Я закончил с бифштексом, остались сырники и чай, он придвинулся ко мне со стулом и сказал заговорщицки:
— Евгений Валентинович, вы очень хорошо объяснили нашему добрейшему Глебу Модестовичу насчет прав.
— Спасибо, — сказал я настороженно.
— На здоровье. И даже в той области, что именно придет после правового общества…
— Спасибо, — повторил я, — но, чувствую, меня занесло, как Остапа. Новичку непозволительно так широко раскрывать хлебало. Все-таки я еще слишком мало знаю.
— И все верно объяснили, — договорил Цибульский, он чуть улыбнулся. — Тогда не зацикливайтесь на этом.
— На чем?
— На пропаганде между нашими сотрудниками.
— Да это я от безделья, — ответил я. — До обеда было время, а новую работу десять тысяч курьеров еще не принесли.
— Понимаю. Но все равно… Скажу по секрету, что мы уже знаем, что будет после правового.
У меня вырвалось невольно:
— Что?
Он хитро улыбнулся.
— Постарайтесь апнуться. Тогда эта информация станет доступной и для вас.
Апанье, понятно, хоть и зависит от моих усилий, но оценивается вышестоящими товарищами. Сочтут, что достоин апа, — хорошо, нет — нет, а могут еще и понизить лэвэл, мы в демократическом мире, где терять еще легче, чем находить. Мое дело — пахать и пахать. Однажды приснилось, что потерял работу, проснулся в холодном поту. Даже не из-за высокой зарплаты: о таком поле деятельности раньше даже мечтать не мог…
Еще с первой недели слышал про массажные кабинеты для наших сотрудников, но столько работы, что игнорировал, но сегодня Жуков и Цибульский чуть ли не силой затащили меня, объяснив, что после массажа буду работать еще лучше.
Уютный кабинет, стандартный стол, разве что добавочные валики для головы и ног, но вместо здоровенного массажиста у стола в ожидающей позе стоит чуть ли не дюймовочка с тонкой фигурой, слишком хорошенькая для того, чтобы быть… настоящей массажисткой.
— Ладно, — пробурчал я, отступать поздно, — только самый общий. И недолго.
— Как скажете, — ответила она нейтрально.

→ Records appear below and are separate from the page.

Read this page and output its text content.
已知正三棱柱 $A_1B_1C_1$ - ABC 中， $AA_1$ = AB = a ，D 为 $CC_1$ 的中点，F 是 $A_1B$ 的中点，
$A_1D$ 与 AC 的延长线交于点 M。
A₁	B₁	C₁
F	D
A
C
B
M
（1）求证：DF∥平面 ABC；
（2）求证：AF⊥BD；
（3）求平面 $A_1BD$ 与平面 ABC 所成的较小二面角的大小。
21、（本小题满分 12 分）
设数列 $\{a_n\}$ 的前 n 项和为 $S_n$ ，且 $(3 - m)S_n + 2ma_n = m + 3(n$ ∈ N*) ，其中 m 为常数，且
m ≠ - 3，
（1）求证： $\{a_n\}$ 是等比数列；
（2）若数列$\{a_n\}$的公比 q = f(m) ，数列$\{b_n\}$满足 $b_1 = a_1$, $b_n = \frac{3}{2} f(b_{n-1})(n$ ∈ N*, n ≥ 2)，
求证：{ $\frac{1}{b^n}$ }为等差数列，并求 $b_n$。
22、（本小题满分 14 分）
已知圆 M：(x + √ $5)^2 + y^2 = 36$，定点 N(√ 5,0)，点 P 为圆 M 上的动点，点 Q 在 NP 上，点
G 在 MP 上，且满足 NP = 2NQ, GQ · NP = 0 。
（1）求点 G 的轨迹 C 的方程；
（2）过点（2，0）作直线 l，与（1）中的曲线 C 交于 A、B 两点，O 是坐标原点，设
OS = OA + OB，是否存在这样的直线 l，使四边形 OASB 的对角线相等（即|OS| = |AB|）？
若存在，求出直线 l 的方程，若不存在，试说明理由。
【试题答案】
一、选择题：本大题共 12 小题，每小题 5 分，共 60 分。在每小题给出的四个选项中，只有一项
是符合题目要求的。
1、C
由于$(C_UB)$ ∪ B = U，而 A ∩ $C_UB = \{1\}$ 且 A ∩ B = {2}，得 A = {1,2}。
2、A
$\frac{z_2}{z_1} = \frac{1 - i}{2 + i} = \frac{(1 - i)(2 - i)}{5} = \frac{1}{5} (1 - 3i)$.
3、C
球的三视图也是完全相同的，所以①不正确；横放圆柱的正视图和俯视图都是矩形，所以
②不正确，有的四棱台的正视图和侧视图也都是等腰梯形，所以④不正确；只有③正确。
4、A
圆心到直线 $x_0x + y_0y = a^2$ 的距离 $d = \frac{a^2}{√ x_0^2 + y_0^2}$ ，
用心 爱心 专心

Я лег мордой вниз и закрыл глаза. Не знаю, был ли я обрадован или больше разочарован, но у нее оказались сильные руки со стальными мышцами, умело и точно находила в моей спине участки с отложениями извести, безжалостно разламывала, растирала, заставляя не только морщиться, но и всхрюкивать от боли. Потом взялась за ноги, холодно и точно назвала все признаки болезней людей моей профессии, сообщила, что у меня наверняка начинается простатит и даже аденома, хоть пока и небольшая, но, к счастью, не полезла проверять.